Jan. 24, 2024
Stephen A. Broome
See more on Stephen A. BroomeQuinn Emanuel Urquhart & Sullivan, LLP
Stephen A. Broome specializes in defending companies sued over online data privacy concerns. He’s been very busy.
These days, he said, “basically everybody is being sued.” That’s because the plaintiffs’ bar has developed a theory that whenever a website sends any sort of identifying data to another site or utilizes third-party services, it amounts to illegal wiretapping.
“But that’s just not how the internet works,” he said.
He won a very important victory for Google two years ago to end a class action claiming the company breached a promise to all Chrome users not to collect browsing data unless the users had enabled Chrome’s sync feature. The theoretical damages were “in the very high billions,” he said.
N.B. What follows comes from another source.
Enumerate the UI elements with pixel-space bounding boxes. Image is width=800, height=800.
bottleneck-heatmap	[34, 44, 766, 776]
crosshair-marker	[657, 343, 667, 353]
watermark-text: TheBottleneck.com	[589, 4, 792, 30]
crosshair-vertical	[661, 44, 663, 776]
After a daylong evidentiary hearing, a federal judge ruled that Google had adequately disclosed, and users had consented to the data collection. The ruling is important to other website owners because “consent is the first-line defense” in privacy claims, Broome said. The case is now on appeal. Calhoun v. Google LLC, 22-16993 (9th Cir., filed Dec. 27, 2022).
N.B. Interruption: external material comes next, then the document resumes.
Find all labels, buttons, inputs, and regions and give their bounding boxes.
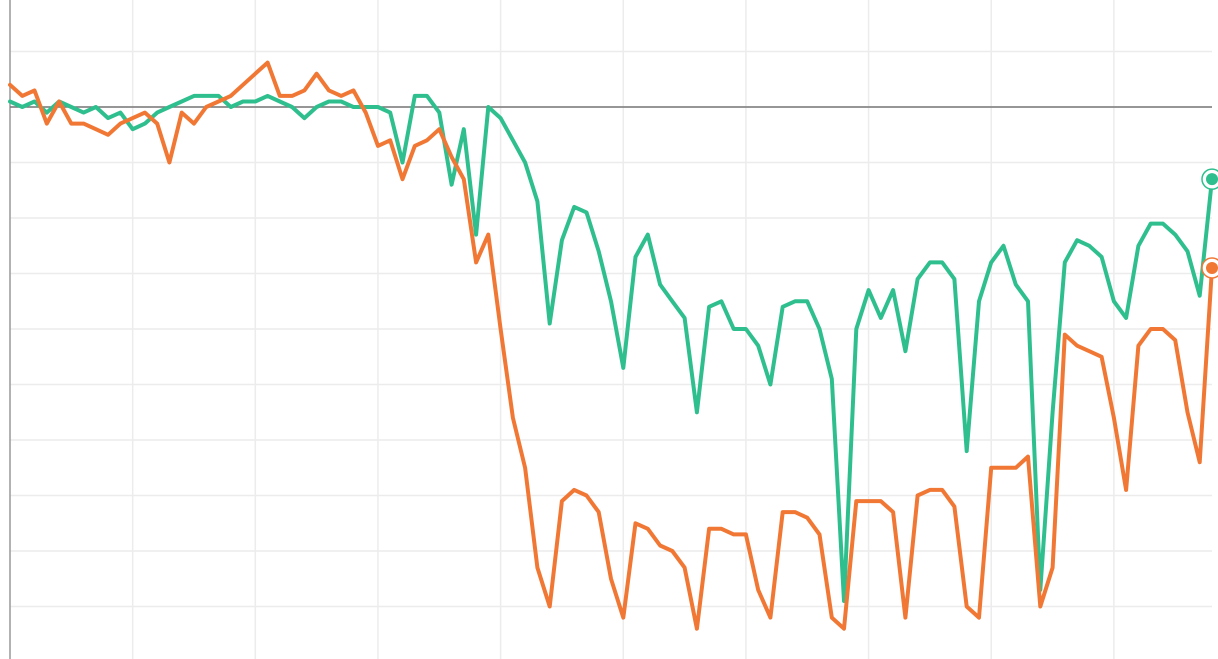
end-marker [1206,173,1218,186]
series-line [8,60,1214,631]
end-marker [1206,261,1218,274]
series-line [8,93,1214,603]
He won another important ruling for Google that denied class certification in a case complaining about how much information websites collect when using the browser’s “private browsing” mode. The judge ruled a class was not proper because some users were aware of how the private modes work. The parties recently told the court they had reached a preliminary settlement. Brown v. Google LLC, 5:20-cv-03664 (N.D. Cal., filed June 2, 2020).
Although the two cases for Google were unrelated, U.S. District Judge Yvonne Gonzales Rogers issued her rulings on the same day. “It was a very good day for us,” Broome said.
Broome also is representing defendants sued under the Illinois Biometric Privacy Act. It imposes statutory damages every time a website collects facial scans, retinal scans or similar data. Class actions alleging violations “are being filed by the dozen almost every day,” he said.
He represented IBM in a case over its use of a large set of photos for a project to make facial recognition technology less biased. After three years of heavy litigation, he settled the case in May with the two named plaintiffs individually. Vance v. IBM, 1:20-cv-00577 (N.D. Ill., filed Jan. 23, 2020).